La coppia dietro Aft Galley afferma che i continui disservizi li hanno costretti a valutare se lasciare Malta.
Credit foto di copertina: Aft Galley
I proprietari di un ristorante libanese a Paceville dicono che aprire a Malta potrebbe essere stato “un errore” dopo una serie di blackout e problemi infrastrutturali che hanno messo in ginocchio l’attività.
Joseph e Hayley Marshall El Haiby, titolari di Aft Galley, hanno raccontato che il ristorante ha affrontato ripetute battute d’arresto dall’apertura nel 2021.
In un post sui canali social del ristorante hanno scritto: “Gli ultimi due mesi sono stati una serie di ‘atrocità evitabili’ per la nostra attività”.
Parlando a Times of Malta durante un blackout in corso, che hanno detto essere iniziato alle 19 di lunedì, Joseph El Haiby ha dichiarato: “È uno scherzo. È davvero straziante; questo ristorante era il nostro sogno. È incredibilmente deludente vedere quello che sta accadendo”.
Joseph, cittadino libanese, e Hayley, scozzese, hanno aperto il ristorante nel 2021 dopo aver individuato un vuoto nel mercato locale per la cucina libanese.
Questo ristorante era il nostro sogno. È incredibilmente deludente vedere quello che sta accadendo
La coppia ha detto che è stato il secondo blackout subìto dal ristorante in meno di una settimana.
Hanno raccontato che il ristorante ha subito un “blackout totale” il venerdì precedente, mentre era al completo e nel momento di massima affluenza del servizio.
Il disservizio è stato particolarmente frustrante perché era una delle prime volte da settimane che il locale era pieno.
L’attività era già rimasta chiusa per un mese, tra il 25 maggio e il 25 giugno, a causa di problemi fognari.
Problemi fognari
La coppia ha detto che il problema era legato a lavori stradali eseguiti nei pressi del ristorante.

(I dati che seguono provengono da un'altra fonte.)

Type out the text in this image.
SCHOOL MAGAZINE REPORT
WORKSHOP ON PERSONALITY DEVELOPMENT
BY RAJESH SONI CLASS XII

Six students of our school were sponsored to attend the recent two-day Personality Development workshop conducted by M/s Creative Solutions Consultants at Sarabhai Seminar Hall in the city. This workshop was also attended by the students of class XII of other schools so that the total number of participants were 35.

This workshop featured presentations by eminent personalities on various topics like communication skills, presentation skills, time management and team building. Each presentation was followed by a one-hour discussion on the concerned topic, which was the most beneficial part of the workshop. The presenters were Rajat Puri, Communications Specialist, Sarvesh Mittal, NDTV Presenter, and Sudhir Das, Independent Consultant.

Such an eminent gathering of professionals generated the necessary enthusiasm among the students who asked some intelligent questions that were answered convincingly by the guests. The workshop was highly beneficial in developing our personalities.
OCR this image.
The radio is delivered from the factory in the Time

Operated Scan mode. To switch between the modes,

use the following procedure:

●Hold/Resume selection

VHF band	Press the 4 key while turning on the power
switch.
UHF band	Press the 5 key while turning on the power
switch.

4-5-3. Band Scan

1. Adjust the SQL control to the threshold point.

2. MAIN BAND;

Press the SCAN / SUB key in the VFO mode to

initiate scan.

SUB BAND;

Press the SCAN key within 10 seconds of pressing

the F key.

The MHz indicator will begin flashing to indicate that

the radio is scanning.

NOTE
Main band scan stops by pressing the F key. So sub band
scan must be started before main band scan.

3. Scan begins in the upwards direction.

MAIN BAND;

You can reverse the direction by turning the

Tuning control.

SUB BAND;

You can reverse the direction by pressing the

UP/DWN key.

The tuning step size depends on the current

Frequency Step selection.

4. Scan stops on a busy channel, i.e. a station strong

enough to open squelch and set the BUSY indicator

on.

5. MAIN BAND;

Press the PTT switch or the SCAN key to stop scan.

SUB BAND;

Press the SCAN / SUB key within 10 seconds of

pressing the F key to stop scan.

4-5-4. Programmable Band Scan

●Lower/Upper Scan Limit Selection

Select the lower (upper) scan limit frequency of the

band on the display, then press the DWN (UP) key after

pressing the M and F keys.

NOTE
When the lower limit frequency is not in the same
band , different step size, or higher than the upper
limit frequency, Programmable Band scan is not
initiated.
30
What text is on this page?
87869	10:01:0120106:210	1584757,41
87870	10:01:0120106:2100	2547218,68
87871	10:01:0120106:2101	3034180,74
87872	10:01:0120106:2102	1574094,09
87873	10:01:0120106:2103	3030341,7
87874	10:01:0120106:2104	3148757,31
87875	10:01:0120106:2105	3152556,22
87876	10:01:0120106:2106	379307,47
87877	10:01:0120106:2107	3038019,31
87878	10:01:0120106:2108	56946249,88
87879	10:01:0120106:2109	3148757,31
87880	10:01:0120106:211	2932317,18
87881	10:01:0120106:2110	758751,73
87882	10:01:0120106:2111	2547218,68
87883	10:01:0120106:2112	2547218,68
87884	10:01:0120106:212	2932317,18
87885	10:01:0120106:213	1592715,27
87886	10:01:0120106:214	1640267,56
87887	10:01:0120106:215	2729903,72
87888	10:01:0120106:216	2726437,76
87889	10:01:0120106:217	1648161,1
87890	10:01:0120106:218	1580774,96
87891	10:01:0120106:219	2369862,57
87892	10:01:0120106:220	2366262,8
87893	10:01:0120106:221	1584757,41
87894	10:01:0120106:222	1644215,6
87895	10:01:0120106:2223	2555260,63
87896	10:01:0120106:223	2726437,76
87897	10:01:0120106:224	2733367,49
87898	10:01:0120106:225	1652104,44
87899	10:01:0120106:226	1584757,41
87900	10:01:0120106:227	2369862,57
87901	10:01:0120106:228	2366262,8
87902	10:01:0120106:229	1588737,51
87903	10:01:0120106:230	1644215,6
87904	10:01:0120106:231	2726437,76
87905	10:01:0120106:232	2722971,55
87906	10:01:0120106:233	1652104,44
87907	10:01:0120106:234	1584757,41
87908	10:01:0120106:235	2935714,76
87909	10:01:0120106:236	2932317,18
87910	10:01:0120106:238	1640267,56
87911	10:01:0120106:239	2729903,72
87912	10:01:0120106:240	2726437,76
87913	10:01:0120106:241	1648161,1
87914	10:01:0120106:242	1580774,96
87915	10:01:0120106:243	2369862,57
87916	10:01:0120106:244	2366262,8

Hanno riferito di aver aspettato circa 10 giorni per una risposta dalle autorità e di aver poi appreso che il problema potrebbe essere stato causato da una tubatura rotta durante precedenti lavori di riasfaltatura, risalenti addirittura a gennaio.
“Abbiamo passato un mese senza incassi. E chiunque ci siamo rivolti diceva che non era un loro problema”.
Il ristorante ha riaperto a fine giugno, ma i proprietari hanno detto che gli affari sono rimasti fiacchi.
Hanno raccontato di essersi sentiti sollevati vedendo il ristorante al completo venerdì, salvo poi vedere il servizio interrotto dal blackout.
Nel loro post online hanno scritto: “La perdita finanziaria è enorme, ma il costo emotivo è peggiore. Come possiamo incoraggiare le nuove generazioni a restare a Malta quando non si possono garantire nemmeno i servizi essenziali? Quando le attività locali vengono portate al limite da un’infrastruttura che non riesce a sostenere la crescita dell’isola?”
La coppia chiede risarcimenti, risposte e un contesto affidabile in cui operare.
Hanno detto che i continui disservizi li hanno portati a valutare di lasciare Malta.
“Purtroppo, a Malta non c’è più futuro. Non abbiamo intenzione di sprecare gli ultimi anni della nostra vita rincorrendo e dovendo lottare in questo modo”.
Nel post online il ristorante ha ringraziato i clienti per la pazienza dimostrata di fronte ai disservizi e ha chiesto alle autorità di fornire una spiegazione all’altezza della gravità delle perdite subite.